The interplay between good faith and the contract terms is also illustrated by sub-clause 14.6.2 of the FIDIC Red Book 2017 [Withholding (amounts in) an IPC], which states:
“…the Engineer may withhold an IPC in an amount which would (after retention and other deductions) be less than the minimum amount of the IPC (if any) stated in the Contract Data.”
Therefore, if the contract provides, as a condition precedent to the employer’s payment of any invoice, that the net invoice amount must exceed EGP 5,000,000.00 (Five Million Egyptian pounds), and the invoice for relevant period is less than the payment threshold because the contractor suffered delay due to conflicting instructions from the construction supervision consultant in response to a contractor’s request for information (RFI), questions could be raised on propriety of withholding payment in such circumstances considering the inability to achieve the minimum payment threshold is not due to any default on the part of the contractor.
While extension of time clauses address such risk, complications often arise during the application of these clauses. The question is thus to determine to what extent the principles of good faith and fairness, which are mandated in Egyptian law, can override express contract provisions. In my opinion, this is an area that deserves in-depth research. Each of the three parameters of good faith, custom and equity, and the relationship of each to the agreed upon terms of the construction contract, deserves a study of its own.
The irony when considering this subject is that there are provisions in the law pertaining to construction contracts that do not seem “fair”. Take, for example, Article 657 of the Egyptian Civil Code, which states:
“When a contract is concluded in accordance with an estimate drawn up on a unit price basis and it becomes apparent, during the course of the work, that it will be necessary, in order to complete the works according to the agreed plan, considerably to exceed the estimated price, the contractor shall notify the employer thereof forthwith and to inform him of the anticipated increase in price; if he fails to do so he forfeits his right to recover the expenses incurred in excess of the estimate.

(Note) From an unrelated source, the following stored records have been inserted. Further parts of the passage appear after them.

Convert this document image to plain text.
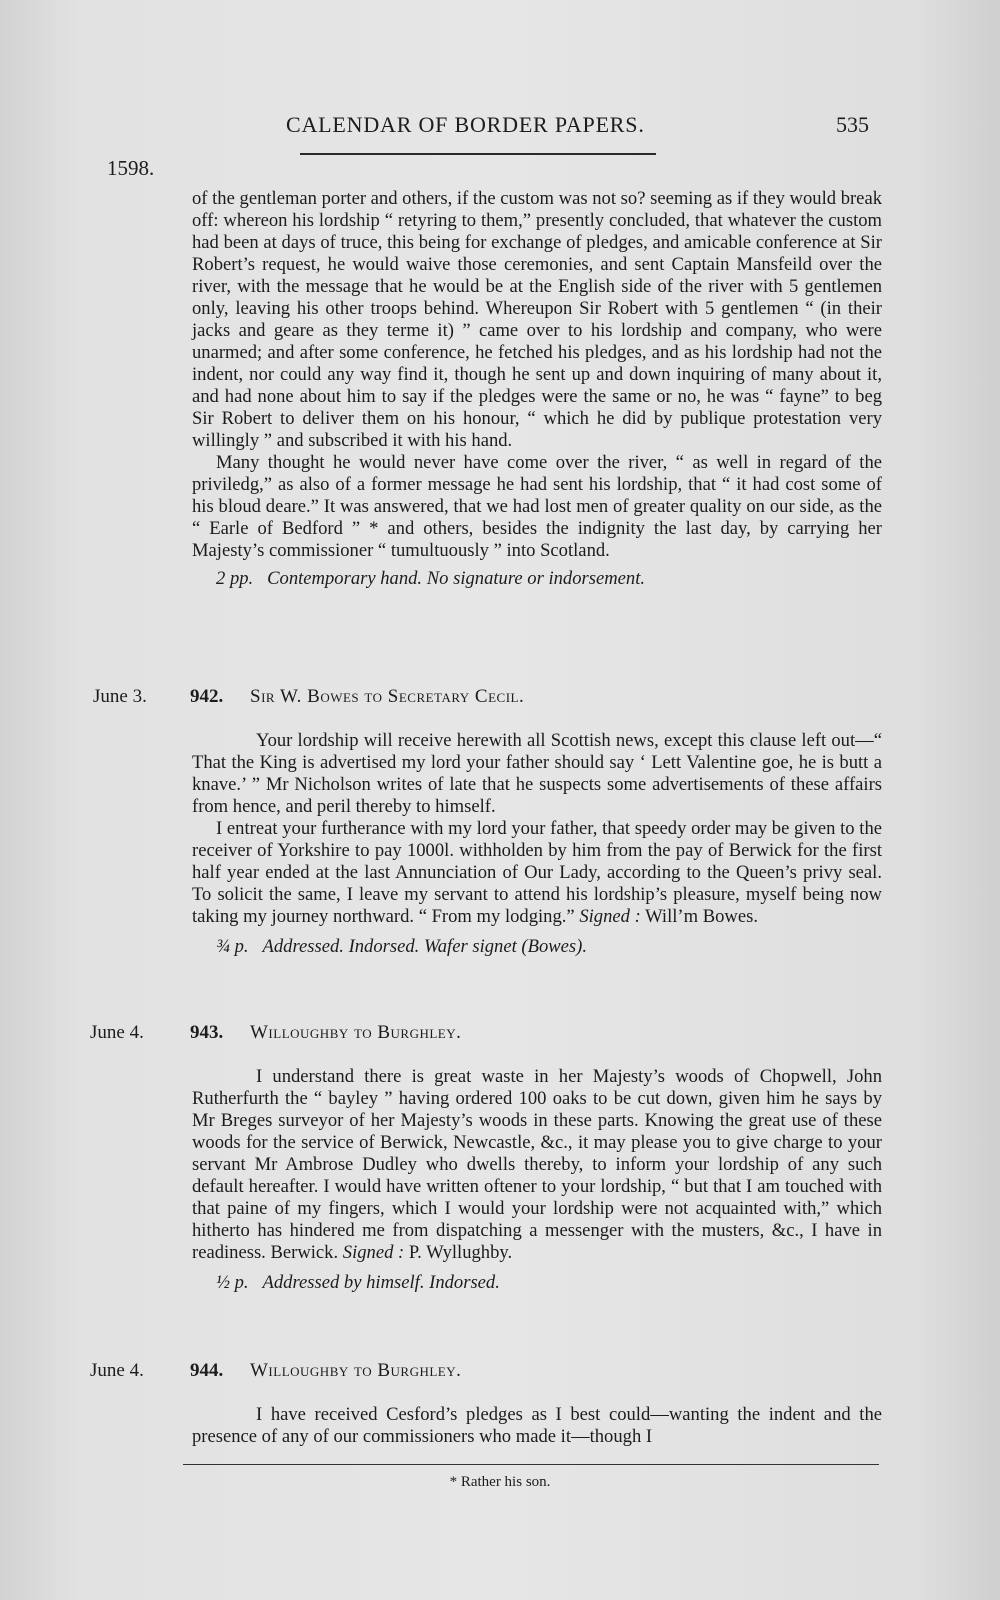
CALENDAR OF BORDER PAPERS.	535
1598.

of the gentleman porter and others, if the custom was not so? seeming as if they would break off: whereon his lordship “ retyring to them,” presently concluded, that whatever the custom had been at days of truce, this being for exchange of pledges, and amicable conference at Sir Robert’s request, he would waive those ceremonies, and sent Captain Mansfeild over the river, with the message that he would be at the English side of the river with 5 gentlemen only, leaving his other troops behind. Whereupon Sir Robert with 5 gentlemen “ (in their jacks and geare as they terme it) ” came over to his lordship and company, who were unarmed; and after some conference, he fetched his pledges, and as his lordship had not the indent, nor could any way find it, though he sent up and down inquiring of many about it, and had none about him to say if the pledges were the same or no, he was “ fayne” to beg Sir Robert to deliver them on his honour, “ which he did by publique protestation very willingly ” and subscribed it with his hand.

Many thought he would never have come over the river, “ as well in regard of the priviledg,” as also of a former message he had sent his lordship, that “ it had cost some of his bloud deare.” It was answered, that we had lost men of greater quality on our side, as the “ Earle of Bedford ” * and others, besides the indignity the last day, by carrying her Majesty’s commissioner “ tumultuously ” into Scotland.

2 pp. Contemporary hand. No signature or indorsement.

June 3. 942. Sir W. Bowes to Secretary Cecil.

Your lordship will receive herewith all Scottish news, except this clause left out—“ That the King is advertised my lord your father should say ‘ Lett Valentine goe, he is butt a knave.’ ” Mr Nicholson writes of late that he suspects some advertisements of these affairs from hence, and peril thereby to himself.

I entreat your furtherance with my lord your father, that speedy order may be given to the receiver of Yorkshire to pay 1000l. withholden by him from the pay of Berwick for the first half year ended at the last Annunciation of Our Lady, according to the Queen’s privy seal. To solicit the same, I leave my servant to attend his lordship’s pleasure, myself being now taking my journey northward. “ From my lodging.” Signed : Will’m Bowes.

¾ p. Addressed. Indorsed. Wafer signet (Bowes).

June 4. 943. Willoughby to Burghley.

I understand there is great waste in her Majesty’s woods of Chopwell, John Rutherfurth the “ bayley ” having ordered 100 oaks to be cut down, given him he says by Mr Breges surveyor of her Majesty’s woods in these parts. Knowing the great use of these woods for the service of Berwick, Newcastle, &c., it may please you to give charge to your servant Mr Ambrose Dudley who dwells thereby, to inform your lordship of any such default hereafter. I would have written oftener to your lordship, “ but that I am touched with that paine of my fingers, which I would your lordship were not acquainted with,” which hitherto has hindered me from dispatching a messenger with the musters, &c., I have in readiness. Berwick. Signed : P. Wyllughby.

½ p. Addressed by himself. Indorsed.

June 4. 944. Willoughby to Burghley.

I have received Cesford’s pledges as I best could—wanting the indent and the presence of any of our commissioners who made it—though I

* Rather his son.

When the estimated excess in the price for the execution of the plans is considerable, the employer may rescind the contract and stop the work, provided that he does so without delay and pays the contractor for the cost of the work done by him, estimated in accordance with the terms of the contract, without being liable to compensate the contractor for the profit he would have realized if he had completed the works.” (emphasis added)
This provision appears to be more stringent than the time bar clause under the FIDIC contracts that has, for more than two decades, generated controversy. It is in many ways not fair, and also not in accordance with custom, which mandates that in a remeasured contract the contractor is compensated for the actual value of the works. Certainly, a mistake by the designer in the estimation of the quantities in the bill of quantities is something the contractor should not be held accountable for.
How then does the poor construction practitioner on site reconcile these conflicting areas of the law? That question remains to be answered through research but raising awareness of these issues is a first step.